Jagannath Is Much More Than A Deity; He Is A Feeling, An Emotion & A Way Of Life
‘Jay Jagannath’, ‘Jaga Kalia Mangala karantu’(may the Lord grant you well-being) are common utterings in the life of an Odia. Odias take utmost pride in their Lord Jagannath, who resides at Puri’s Shrikhsetra, in Odisha.
Revered as one of the ‘Char Dham’ (four Hindu pilgrimage places to be visited to attain moksha), the road that leads to the temple is known as ‘Bada Danda’ and the temple referred to as ‘Bada Deula’. For the people of Odisha, ‘Jagannath’ is ‘Jagata ra natha’, meaning the Lord of this Universe. He is not only their God but also one amongst them, living a life like theirs.
He is omnipotent, sacred and at the same time made of sweat and blood. He is a friend and a guide, and hence lovingly addressed by different pet names as ‘Madhabha’, ‘Jaga’ or ‘Kalia’ ( meaning black, denoting his colour).
My earliest memory of God was drawing two big black dots, circled by a white outer ring — those were the eyes of the Lord, I was told. They embodied the faith of my parents, loved ones and everybody around me.
‘Jagannatha’ was an integral part of our lives. My grandfather Late Surendra Mohanty, a scholar on the Jagannath Cult, had a very significant role in influencing ‘Kalia’ to be my favourite go-to God. My childhood was interspersed with stories of ‘Kalia’, my favourite being the one about ‘Snanapurnima’. How the Lord would fall sick after bathing a bit too much with 108 pots of water, to beat the summer heat.
On falling sick, he along with his brother and sister do not go back to the temple to their ‘Ratna Simhasana’ (bejewelled throne), but to ‘Ansara Gruha’. In colloquial language, ‘Ansara’ implies absara — taking a break from all activities, and ‘Gruha’ means house. The deities are sick and indisposed, and hence need rest. So they are kept in complete isolation, away from the devotees.
During this time, the brahmin priests of the temple are forbidden from worshipping the Lord and he is under the care of ‘Daitapatis’ inside the ‘Gruha’, where he is being treated. The rituals around this are kept a closely-guarded secret.
During this fortnight, the traditional cooking of the ‘Mahaprasad’ is discontinued in the main temple, and he is mainly served fruits and berries. In household ‘temples’, the deities would be covered with a piece of cloth to give them rest.
As a child, I would be fascinated by this scene at every home, and would keep questioning when will ‘Kalia’ and his siblings get better? The answer would be on Rath Yatra day, and I would wait for that day with a deep sense of hope and anticipation.
Rath Yatra symbolized to us a sense of victory over sickness, unhappiness and all things evil. Under the wheels of its chariot, every evil would be crushed to dust. The Trinity comes out from their temple to be accessible to devotees from all over the world, and it is this spirit that encompasses millions of Odias.
There are many legends around this ‘Chariot festival’. How the Lord’s chariot didn’t move at all despite all efforts since he was waiting for his beloved Muslim devotee ‘Salabega’ to reach Puri; how the way the chariots reached Gundicha Temple was directly proportional to the hardships befalling the state.
When I was a child, I was told the chariot moves with great difficulty if the Lord is unhappy, and therefore we should always pray for Rath Yatra to be conducted smoothly, our destiny being dependent on it. It was only during the Mughal invasion that Rath Yatra had been discontinued — certainly the darkest period in Odisha’s history.

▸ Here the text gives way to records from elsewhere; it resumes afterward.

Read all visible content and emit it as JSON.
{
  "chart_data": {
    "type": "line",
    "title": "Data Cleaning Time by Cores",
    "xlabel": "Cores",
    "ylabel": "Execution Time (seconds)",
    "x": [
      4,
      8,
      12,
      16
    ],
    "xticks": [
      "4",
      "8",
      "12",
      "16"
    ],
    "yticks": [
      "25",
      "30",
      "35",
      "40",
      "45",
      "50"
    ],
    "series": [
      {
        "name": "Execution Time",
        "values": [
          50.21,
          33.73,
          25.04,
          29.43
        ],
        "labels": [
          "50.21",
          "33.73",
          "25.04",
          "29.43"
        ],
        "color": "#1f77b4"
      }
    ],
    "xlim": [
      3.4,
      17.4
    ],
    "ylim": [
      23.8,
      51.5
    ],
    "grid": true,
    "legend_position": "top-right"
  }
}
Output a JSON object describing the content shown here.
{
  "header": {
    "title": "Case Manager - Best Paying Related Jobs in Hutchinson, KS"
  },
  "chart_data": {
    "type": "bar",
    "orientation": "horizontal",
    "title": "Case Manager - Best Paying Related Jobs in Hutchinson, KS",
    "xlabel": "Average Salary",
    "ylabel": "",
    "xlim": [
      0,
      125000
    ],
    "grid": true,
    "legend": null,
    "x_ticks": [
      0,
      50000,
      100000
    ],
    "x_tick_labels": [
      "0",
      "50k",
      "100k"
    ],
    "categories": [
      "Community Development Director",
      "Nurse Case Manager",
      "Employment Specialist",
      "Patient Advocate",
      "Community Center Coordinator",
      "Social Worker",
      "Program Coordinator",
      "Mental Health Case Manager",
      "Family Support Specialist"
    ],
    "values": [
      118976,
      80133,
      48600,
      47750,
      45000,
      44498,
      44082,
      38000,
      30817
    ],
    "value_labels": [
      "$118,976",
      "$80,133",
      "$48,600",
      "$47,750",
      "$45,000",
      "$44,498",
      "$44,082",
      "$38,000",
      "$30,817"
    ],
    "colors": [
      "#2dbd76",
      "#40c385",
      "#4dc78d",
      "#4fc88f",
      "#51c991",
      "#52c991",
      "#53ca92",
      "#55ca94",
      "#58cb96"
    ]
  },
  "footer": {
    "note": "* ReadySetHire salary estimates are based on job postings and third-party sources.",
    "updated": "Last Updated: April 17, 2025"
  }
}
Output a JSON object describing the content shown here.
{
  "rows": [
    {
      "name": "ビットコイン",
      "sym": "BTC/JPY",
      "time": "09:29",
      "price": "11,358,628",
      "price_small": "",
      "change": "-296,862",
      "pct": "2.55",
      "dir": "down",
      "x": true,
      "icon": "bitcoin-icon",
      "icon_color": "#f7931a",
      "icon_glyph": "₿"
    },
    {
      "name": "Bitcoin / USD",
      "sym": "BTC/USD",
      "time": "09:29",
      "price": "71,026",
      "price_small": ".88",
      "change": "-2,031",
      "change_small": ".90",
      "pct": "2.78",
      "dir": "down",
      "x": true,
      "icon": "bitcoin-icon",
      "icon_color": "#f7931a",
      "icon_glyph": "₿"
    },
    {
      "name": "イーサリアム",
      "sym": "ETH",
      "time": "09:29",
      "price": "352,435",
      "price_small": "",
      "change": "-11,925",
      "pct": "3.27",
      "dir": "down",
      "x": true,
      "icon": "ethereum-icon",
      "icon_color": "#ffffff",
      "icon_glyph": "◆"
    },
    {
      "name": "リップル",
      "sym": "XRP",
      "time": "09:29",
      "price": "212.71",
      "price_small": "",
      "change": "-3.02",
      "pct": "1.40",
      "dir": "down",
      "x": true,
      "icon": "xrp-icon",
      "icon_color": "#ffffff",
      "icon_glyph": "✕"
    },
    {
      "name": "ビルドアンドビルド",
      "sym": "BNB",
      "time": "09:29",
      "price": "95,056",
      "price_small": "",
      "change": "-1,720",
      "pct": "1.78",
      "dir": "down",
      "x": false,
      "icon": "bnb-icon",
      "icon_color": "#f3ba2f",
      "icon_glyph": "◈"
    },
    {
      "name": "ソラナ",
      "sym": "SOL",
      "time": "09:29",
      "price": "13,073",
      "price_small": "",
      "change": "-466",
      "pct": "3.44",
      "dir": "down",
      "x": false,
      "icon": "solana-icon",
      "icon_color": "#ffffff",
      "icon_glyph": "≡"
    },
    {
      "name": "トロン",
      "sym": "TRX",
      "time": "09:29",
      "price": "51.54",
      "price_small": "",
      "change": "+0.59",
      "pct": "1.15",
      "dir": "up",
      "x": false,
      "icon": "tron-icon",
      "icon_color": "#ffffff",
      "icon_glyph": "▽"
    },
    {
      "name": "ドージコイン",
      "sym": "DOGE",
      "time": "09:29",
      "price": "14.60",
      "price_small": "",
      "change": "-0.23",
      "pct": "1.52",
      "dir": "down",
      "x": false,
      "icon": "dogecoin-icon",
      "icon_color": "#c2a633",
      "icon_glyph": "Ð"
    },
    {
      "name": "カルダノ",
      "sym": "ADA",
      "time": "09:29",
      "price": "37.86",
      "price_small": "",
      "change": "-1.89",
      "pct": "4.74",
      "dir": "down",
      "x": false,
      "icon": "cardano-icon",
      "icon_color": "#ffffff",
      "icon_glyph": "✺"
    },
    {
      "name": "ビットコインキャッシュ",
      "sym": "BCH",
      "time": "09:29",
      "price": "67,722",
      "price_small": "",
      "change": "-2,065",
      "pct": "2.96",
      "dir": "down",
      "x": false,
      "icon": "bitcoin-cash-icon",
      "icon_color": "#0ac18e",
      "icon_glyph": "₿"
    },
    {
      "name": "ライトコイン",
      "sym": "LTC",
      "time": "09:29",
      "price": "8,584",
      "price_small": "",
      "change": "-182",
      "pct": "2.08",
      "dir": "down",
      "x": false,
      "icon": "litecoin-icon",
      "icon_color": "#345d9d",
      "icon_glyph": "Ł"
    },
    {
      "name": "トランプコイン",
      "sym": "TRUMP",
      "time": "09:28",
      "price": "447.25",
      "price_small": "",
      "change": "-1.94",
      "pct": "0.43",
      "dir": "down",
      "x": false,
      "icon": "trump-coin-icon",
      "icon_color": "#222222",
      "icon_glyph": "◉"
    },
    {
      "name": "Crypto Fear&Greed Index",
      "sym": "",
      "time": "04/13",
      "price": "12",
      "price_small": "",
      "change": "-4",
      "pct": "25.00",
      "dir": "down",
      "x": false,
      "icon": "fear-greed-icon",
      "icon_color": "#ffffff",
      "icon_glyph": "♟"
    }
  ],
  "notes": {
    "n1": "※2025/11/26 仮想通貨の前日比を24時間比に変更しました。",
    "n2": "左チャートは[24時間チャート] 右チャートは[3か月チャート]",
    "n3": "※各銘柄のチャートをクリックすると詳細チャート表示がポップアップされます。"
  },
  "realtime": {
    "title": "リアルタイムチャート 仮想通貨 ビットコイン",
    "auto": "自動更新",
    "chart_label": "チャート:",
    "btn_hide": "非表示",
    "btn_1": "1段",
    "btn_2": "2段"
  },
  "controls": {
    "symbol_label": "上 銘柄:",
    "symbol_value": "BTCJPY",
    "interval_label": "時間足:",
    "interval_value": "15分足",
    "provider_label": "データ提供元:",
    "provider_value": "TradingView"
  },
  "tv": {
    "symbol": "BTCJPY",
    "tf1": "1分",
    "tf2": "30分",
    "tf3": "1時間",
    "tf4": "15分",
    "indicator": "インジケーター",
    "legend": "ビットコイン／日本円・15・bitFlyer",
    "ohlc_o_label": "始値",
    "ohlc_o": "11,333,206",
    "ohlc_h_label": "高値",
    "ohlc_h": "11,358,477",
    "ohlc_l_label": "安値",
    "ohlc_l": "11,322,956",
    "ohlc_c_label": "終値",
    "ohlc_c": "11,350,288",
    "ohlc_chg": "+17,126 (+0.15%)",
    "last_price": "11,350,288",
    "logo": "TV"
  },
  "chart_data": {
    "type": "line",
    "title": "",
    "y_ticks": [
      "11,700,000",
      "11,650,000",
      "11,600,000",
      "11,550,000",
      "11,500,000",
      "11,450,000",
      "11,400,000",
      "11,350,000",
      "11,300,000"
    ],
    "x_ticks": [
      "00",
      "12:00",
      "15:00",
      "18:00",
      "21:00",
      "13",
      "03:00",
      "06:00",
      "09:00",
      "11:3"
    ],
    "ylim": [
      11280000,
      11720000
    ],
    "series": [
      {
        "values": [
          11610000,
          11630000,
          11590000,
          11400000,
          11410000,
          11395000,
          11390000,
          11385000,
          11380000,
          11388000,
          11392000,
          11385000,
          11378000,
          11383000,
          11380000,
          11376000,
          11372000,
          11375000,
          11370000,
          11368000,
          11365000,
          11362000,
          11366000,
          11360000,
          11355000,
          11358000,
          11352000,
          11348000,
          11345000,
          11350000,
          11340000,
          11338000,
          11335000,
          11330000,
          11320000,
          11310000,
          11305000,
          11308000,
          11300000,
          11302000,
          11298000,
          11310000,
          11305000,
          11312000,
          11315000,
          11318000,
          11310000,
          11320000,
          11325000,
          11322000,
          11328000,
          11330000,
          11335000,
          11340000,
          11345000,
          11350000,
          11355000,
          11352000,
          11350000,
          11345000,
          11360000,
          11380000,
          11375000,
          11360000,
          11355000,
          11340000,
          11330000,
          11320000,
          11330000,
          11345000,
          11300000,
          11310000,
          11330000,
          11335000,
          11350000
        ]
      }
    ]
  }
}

This year, amidst the COVID-19 pandemic situation, when there was a debate on whether to allow the ‘car festival’ and the commotion around it, I could feel the anxiety in my mother’s voice every time I called her. It resonated with the emotion of every Odia, questioned their faith and belief.
Rath Yatra is an integral part of the Jagannatha culture and cannot be separated from it as a standalone event. The revised Supreme Court order that came through in favour of Rath Yatra was a relief.
For the first time, though, Rath Yatra is being conducted without the devotees, the ropes of the colorful chariots being pulled by 1500 priests who had tested negative for COVID-19. The devotees stayed away, their devotion unwavering. Under beating of drums and cymbals, and chanting of the Lord’s praise, the wheels of the chariots rolled effortlessly, carrying our beloved deities to Gundicha temple.
Millions of devotees stayed glued to their TV screens, paying their obeisance. As the event progressed smoothly, it was proof that the war cry of ‘Jai Jagannath’ of his devotees against this pandemic has reached His ears, and that He, the Lord, derives His strength from his devotees as much as they do from Him. Because to them , Jagannath is much more than a deity, he is a ‘feeling’, an emotion — a bond that connects and binds us all.
It is the way of living our lives.
As my mother would say, ‘Kalia hathare dori’, meaning HE holds and controls the strings of this universe — our ‘Juggernaut!’ As long as we are, He will be.